BECTU and Pact, the producers' association, are signatories to the agreement which is the result of some two years work. The agreement was approved by 97.4% of members, across all departments, who took part in the ballot held in May this year.
The agreement gives greater certainty to production crew, the vast majority of whom are freelancers, in terms of day/night hours, rest periods, travel, meal breaks, holiday entitlement, cancellation and more. The document also includes a substantial statement on bullying and harassment, the importance of which is amplified by the Weinstein scandal. The Deal Memo - the basic statement of terms which everyone engaged on a TV drama production should receive - is incorporated into the new comprehensive agreement.
TV Drama and more ...
Whilst the agreement will be known as the TV Drama agreement, productions covered by it will include "scripted single television drama and scripted series/serial drama excluding continuing drama/soaps, across all platforms produced in the UK, including children's drama produced in the UK, narrative comedy produced in the UK, shorts produced in the UK and pilots produced in the UK." Location filming as part of any production caught by the agreement will also be covered unless expressly excluded.
Speaking in May, when the agreement was signed, head of BECTU, Gerry Morrissey, said:
"I am satisfied that our negotiating team have reached the best deal for our members that can be achieved through negotiations.
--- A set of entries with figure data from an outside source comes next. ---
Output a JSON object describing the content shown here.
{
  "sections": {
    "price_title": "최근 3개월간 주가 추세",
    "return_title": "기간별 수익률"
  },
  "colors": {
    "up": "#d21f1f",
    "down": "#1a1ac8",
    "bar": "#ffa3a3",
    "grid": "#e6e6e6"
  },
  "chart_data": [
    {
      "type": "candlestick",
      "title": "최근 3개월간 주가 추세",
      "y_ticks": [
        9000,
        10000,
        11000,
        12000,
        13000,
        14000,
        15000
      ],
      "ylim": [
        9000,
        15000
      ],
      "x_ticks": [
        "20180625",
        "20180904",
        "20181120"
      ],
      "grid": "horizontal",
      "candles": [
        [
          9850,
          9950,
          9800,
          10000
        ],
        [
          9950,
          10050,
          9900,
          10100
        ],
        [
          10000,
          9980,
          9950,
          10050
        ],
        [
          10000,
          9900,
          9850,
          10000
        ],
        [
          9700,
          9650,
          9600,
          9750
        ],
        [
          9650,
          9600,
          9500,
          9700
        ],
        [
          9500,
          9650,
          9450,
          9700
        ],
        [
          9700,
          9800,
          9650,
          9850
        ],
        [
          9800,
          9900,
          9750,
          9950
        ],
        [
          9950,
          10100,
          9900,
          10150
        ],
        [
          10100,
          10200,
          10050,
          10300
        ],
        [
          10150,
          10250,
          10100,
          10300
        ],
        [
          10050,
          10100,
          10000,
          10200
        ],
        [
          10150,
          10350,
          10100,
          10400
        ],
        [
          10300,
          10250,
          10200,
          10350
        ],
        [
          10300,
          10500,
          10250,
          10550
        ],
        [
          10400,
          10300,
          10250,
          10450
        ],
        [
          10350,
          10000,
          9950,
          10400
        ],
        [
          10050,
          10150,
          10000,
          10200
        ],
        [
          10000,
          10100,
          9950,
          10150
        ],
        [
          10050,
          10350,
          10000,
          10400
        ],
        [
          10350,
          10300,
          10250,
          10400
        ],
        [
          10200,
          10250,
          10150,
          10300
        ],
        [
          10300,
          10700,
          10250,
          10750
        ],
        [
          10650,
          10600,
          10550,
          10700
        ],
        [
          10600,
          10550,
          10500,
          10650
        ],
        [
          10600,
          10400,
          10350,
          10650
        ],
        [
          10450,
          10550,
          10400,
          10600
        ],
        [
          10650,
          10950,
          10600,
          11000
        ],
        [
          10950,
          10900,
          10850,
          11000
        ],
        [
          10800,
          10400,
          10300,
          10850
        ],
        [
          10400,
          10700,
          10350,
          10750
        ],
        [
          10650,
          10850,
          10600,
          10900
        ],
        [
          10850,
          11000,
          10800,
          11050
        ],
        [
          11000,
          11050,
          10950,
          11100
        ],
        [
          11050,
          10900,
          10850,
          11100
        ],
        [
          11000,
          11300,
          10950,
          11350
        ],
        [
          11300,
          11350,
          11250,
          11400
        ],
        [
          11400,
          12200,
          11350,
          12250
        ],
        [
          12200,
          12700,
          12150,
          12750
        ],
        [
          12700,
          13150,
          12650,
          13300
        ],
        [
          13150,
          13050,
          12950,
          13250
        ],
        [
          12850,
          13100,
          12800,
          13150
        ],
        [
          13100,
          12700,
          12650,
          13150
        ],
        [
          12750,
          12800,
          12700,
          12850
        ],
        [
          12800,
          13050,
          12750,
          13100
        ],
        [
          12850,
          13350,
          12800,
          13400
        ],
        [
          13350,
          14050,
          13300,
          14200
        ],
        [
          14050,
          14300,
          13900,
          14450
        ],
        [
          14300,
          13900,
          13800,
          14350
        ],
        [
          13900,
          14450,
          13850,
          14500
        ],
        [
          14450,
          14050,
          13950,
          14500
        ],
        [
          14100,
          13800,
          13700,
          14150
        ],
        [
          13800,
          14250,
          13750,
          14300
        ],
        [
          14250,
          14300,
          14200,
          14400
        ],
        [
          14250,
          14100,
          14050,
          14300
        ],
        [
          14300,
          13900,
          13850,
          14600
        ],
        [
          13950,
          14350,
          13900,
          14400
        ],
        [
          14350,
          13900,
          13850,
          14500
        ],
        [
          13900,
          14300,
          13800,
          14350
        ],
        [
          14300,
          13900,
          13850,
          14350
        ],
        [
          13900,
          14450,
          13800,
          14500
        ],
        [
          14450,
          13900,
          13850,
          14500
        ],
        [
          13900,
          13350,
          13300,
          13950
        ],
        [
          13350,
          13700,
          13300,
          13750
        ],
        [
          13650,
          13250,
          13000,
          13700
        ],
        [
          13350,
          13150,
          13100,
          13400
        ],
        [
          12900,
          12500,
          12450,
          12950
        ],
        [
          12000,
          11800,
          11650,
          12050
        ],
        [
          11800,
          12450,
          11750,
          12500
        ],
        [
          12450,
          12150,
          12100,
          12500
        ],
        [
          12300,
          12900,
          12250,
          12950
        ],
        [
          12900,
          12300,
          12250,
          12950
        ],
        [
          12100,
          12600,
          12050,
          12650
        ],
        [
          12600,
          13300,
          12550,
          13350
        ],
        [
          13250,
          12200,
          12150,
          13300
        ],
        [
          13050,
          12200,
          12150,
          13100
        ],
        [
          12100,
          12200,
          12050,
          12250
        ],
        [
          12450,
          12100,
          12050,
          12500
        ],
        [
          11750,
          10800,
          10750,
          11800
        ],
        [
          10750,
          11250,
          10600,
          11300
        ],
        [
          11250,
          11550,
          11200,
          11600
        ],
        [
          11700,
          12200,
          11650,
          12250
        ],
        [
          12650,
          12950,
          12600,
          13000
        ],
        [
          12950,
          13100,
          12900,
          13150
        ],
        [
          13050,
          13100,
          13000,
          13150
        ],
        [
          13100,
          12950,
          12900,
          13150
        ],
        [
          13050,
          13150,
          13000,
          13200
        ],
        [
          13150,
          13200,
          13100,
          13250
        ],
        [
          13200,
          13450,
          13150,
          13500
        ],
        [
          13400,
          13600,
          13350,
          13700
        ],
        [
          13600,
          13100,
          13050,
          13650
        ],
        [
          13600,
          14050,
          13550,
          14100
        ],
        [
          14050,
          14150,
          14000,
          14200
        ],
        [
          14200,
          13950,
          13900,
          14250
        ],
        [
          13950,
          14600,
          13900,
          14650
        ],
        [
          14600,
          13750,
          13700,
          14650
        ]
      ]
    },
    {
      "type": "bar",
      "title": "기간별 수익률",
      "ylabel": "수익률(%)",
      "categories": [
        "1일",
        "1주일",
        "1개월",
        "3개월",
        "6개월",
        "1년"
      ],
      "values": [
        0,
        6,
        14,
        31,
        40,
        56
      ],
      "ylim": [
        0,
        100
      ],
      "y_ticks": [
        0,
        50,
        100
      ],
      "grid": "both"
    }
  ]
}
The terms in this agreement represent some significant improvements for some departments and we are confident that BECTU members will not suffer any loss of established terms.
"The absence of such an agreement over many years has resulted in a deterioration of workers terms and conditions. One of the biggest problems that our members have complained of for many years is the practice of them being expected to start work without any formal agreement on their terms.
"Under this agreement, the crew on a TV Drama will have a full statement of their terms and conditions at the start of a production period. They will be provided with a "deal memo" that details pay rates, hours, planned locations and other important conditions."
Now the union is focused on expanding the industry's understanding of the agreement and encouraging its use. Our colleagues in Pact will be doing the same.
Conrad Mewton, senior business affairs executive, at PACT said:
"We are delighted that we are now launching the new agreement with BECTU, and to have such strong endorsement for it from members of both of our organisations. We firmly believe that it will be of great benefit to everyone in our industry.”
The next big challenge for BECTU and Pact will be to agreed a schedule of rates.